Measuring and Controlling Solution Degeneracy across Task-Trained Recurrent Neural Networks.

Ann Huang1,2,3, Satpreet H Singh2,3, Flavio Martinelli2,3,4

  • 1Harvard University.

Advances in Neural Information Processing Systems
|May 11, 2026
PubMed
Summary
This summary is machine-generated.

Researchers developed a framework to quantify and control solution degeneracy in recurrent neural networks (RNNs).

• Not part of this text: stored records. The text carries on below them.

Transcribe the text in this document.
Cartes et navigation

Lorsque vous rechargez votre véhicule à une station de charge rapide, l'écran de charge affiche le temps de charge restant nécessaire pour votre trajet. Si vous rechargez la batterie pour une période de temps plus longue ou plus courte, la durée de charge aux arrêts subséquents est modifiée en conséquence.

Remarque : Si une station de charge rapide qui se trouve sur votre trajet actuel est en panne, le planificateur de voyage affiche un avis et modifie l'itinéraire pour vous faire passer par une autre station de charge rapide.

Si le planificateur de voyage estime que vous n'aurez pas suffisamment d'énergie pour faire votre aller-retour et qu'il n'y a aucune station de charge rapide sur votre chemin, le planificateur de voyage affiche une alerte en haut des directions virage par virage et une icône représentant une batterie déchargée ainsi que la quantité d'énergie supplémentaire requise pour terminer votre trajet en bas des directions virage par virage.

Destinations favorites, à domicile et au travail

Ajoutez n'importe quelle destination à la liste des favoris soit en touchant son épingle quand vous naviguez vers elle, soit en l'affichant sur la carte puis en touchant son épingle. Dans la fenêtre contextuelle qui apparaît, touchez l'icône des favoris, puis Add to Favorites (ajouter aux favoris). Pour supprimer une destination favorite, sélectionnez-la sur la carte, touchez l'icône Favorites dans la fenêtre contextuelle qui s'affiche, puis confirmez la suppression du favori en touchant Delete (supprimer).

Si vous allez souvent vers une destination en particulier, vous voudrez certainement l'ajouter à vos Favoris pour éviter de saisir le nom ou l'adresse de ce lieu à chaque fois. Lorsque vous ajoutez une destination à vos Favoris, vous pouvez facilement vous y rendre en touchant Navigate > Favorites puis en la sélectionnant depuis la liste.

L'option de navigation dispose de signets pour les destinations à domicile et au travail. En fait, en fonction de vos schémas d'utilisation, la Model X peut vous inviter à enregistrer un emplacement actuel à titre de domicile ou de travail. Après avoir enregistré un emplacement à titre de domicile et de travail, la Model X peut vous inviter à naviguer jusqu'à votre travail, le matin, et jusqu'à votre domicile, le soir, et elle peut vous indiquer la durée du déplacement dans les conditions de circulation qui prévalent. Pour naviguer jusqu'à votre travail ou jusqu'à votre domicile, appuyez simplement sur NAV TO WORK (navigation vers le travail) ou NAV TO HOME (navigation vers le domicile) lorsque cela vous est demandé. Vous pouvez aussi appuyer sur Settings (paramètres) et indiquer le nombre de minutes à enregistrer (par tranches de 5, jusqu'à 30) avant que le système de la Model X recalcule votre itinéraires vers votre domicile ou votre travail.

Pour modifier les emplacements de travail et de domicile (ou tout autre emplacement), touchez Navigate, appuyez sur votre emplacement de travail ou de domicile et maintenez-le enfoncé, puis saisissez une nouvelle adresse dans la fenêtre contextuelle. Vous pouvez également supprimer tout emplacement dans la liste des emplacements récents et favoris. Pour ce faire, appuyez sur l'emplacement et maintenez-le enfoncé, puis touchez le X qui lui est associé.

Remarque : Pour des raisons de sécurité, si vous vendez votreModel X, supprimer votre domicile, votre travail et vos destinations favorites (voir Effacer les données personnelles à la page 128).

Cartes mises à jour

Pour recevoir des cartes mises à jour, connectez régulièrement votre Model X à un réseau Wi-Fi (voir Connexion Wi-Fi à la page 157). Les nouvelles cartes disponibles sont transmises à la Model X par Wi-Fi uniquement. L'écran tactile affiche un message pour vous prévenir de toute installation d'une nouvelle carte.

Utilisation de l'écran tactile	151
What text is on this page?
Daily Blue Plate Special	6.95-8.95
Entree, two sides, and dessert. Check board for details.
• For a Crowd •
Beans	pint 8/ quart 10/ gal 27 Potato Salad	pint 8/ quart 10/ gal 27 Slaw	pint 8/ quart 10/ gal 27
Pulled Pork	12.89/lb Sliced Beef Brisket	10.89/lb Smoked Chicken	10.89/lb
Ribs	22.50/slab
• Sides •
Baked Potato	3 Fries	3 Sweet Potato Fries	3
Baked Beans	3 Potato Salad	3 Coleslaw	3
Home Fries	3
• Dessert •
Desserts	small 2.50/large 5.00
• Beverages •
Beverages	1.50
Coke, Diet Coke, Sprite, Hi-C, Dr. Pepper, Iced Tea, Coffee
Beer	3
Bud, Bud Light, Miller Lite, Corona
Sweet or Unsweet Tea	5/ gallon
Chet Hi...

This helps understand how different RNNs solve tasks, aiding in creating more interpretable and biologically grounded models.

Related Experiment Videos

Area of Science:

  • Computational Neuroscience
  • Machine Learning
  • Artificial Intelligence

Background:

  • Recurrent neural networks (RNNs) are crucial for modeling dynamical computations in neuroscience and machine learning.
  • Understanding how neural systems solve tasks requires mechanistic insights into trained networks.
  • Solution degeneracy, where different networks exhibit distinct internal solutions for the same task, poses a challenge for interpretability.

Purpose of the Study:

  • To develop a unified framework for systematically quantifying and controlling solution degeneracy in task-trained RNNs.
  • To investigate the impact of task complexity, learning, network size, and regularization on degeneracy.
  • To provide tools for uncovering shared neural mechanisms and modeling biological neural variability.

Main Methods:

  • Developed a unified framework to quantify and control solution degeneracy across behavior, neural dynamics, and weight space.
  • Trained and analyzed 3,400 RNNs on four neuroscience-relevant tasks (flip-flop memory, sine wave generation, delayed discrimination, path integration).
  • Systematically varied task complexity, learning regime, network size, and regularization.

Main Results:

  • Higher task complexity and feature learning decreased neural dynamics degeneracy but increased weight space degeneracy.
  • Larger network size and structural regularization consistently reduced degeneracy across all levels (behavior, dynamics, weight space).
  • Findings empirically validate the Contravariance Principle.

Conclusions:

  • The developed framework offers a principled approach to quantifying and controlling solution degeneracy in RNNs.
  • Results provide practical guidance for tuning RNN solutions to either reveal shared neural mechanisms or model biological variability.
  • This work enhances the development of interpretable and biologically grounded models of neural computation.